I played with the Scots for this third tatoo. I didn't play half the tunes. They played Amazing Grace for all the fallen Scottish-Americans. We usually play it 2 times through. I didn't see the guy up on the stage signal for the end, so I started into it a second time, and everybody else stopped after once. I heard Jason up in front say, "It's one of our guys." They asked everybody to sit down, but of course there was no place for the bands to sit, so we remained standing while they read through names or something, I don't remember what. Something long. It was so hot and I was about ready to fall over. I don't think I played on the way out, and when we were dismissed, I walked over, got my stuff and left.

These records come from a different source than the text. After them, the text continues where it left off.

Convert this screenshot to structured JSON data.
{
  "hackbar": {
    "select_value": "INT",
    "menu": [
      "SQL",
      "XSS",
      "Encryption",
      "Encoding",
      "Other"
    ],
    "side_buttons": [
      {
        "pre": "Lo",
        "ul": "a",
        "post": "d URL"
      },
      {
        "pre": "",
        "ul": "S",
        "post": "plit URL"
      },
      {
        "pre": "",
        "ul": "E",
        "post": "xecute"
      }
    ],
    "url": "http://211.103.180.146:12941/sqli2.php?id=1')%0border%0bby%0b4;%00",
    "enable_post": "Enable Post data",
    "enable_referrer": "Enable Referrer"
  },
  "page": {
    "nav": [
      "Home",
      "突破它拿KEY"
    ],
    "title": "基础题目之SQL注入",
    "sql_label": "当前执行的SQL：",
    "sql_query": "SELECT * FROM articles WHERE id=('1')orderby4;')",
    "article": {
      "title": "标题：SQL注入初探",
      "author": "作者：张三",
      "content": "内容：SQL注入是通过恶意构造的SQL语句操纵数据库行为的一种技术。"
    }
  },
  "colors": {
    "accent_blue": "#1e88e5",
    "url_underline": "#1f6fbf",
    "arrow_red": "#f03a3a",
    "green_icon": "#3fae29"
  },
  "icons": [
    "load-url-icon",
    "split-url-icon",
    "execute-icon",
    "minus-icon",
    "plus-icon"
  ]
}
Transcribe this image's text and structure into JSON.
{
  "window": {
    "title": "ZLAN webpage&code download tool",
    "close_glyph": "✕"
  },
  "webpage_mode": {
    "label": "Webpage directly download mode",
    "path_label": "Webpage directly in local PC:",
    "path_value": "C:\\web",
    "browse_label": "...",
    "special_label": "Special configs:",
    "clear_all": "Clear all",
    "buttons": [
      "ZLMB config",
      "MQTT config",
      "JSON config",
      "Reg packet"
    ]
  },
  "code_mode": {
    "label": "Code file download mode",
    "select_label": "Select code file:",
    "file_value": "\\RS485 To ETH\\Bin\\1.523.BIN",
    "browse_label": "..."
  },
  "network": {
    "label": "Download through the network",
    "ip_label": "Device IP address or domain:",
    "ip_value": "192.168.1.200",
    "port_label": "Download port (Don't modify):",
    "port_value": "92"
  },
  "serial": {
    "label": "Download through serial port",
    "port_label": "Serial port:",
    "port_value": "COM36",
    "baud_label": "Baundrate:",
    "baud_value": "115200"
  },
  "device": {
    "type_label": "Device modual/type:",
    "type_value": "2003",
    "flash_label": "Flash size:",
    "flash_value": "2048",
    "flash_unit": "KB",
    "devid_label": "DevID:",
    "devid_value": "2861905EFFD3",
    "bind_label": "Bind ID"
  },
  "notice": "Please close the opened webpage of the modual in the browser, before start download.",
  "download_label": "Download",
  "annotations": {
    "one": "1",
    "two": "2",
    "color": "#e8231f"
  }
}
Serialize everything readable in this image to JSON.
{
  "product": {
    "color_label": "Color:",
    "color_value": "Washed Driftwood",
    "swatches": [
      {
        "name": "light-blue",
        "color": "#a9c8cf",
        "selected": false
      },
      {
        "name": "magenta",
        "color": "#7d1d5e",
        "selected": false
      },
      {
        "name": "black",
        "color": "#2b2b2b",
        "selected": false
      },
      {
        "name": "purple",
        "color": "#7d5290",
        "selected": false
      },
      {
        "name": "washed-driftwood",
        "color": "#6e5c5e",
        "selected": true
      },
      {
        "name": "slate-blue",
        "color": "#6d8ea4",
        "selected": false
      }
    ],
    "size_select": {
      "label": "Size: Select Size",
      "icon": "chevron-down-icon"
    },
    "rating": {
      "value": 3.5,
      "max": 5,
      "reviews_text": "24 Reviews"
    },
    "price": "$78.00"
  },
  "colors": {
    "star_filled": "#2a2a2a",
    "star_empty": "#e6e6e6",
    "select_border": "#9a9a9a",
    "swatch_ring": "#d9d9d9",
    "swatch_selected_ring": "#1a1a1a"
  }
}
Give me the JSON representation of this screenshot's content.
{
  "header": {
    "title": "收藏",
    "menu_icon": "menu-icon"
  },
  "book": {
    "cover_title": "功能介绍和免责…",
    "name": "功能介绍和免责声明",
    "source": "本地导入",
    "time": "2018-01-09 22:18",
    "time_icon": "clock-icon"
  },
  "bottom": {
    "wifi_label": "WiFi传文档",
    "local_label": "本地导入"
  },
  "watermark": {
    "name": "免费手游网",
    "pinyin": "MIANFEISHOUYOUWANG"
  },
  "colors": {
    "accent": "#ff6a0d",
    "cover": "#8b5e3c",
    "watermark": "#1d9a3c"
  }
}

I learned later it had been 90 degrees and I had heat stroke. Overheated, confused. HH put me in an air-conditioned car and took me to Salt Lake where he bought me a shake. Even that night I still felt feverish, and took several days to recover. It is going to take me a lot longer to recover from those blown cut-offs.
We did not have band practice on the 17th, so I could not apologize to Sean and to the band, and I do not know if he wants me to turn in my kilt. I had it ready on Tuesday. I'll have it ready next Tuesday, too. Tartaniac, bless her, said there is no way they can ask for my kilt; we are not a Grade I band. I hope that's true, but I have a Plan C ready in case they do. I've gone over the scenario in my mind several hundred times, with all different results, so I hope I don't cry, whatever the outcome.
* Tatoo: all the bands participating in the competition gather together in a block and play from a list of set tunes that the parent organization (in this case, WUSPBA) has made.
**St Andrew's Cross: The big white X in the middle of the Scottish flag. So not really a cross at all.
***Crushing Doublings: Doublings are 3 very short notes (grace notes) played right before the main note and probably are more aptly called Triplings or even Quadruplings. To crush a doubling, you shorten the length of one (or more) of the short notes.
# the Circle: When a band is competing, they march into the competition area in a block and reform into a circle with the bass drum in the center, the snare and tenor drums together on one side. The judges walk around the outside of the circle where they can hear everything and everybody. I believe there is a drumming judge, a piping judge, and an ensemble judge.
##Cut-off: At the end of a tune that a band is playing, to make it sound really good, you want all the chanters and all the drones of all the pipers to shut off, or cut off, at the same instant. If one person's drones keep going, they have blown the cut-off and make the whole band sound terrible.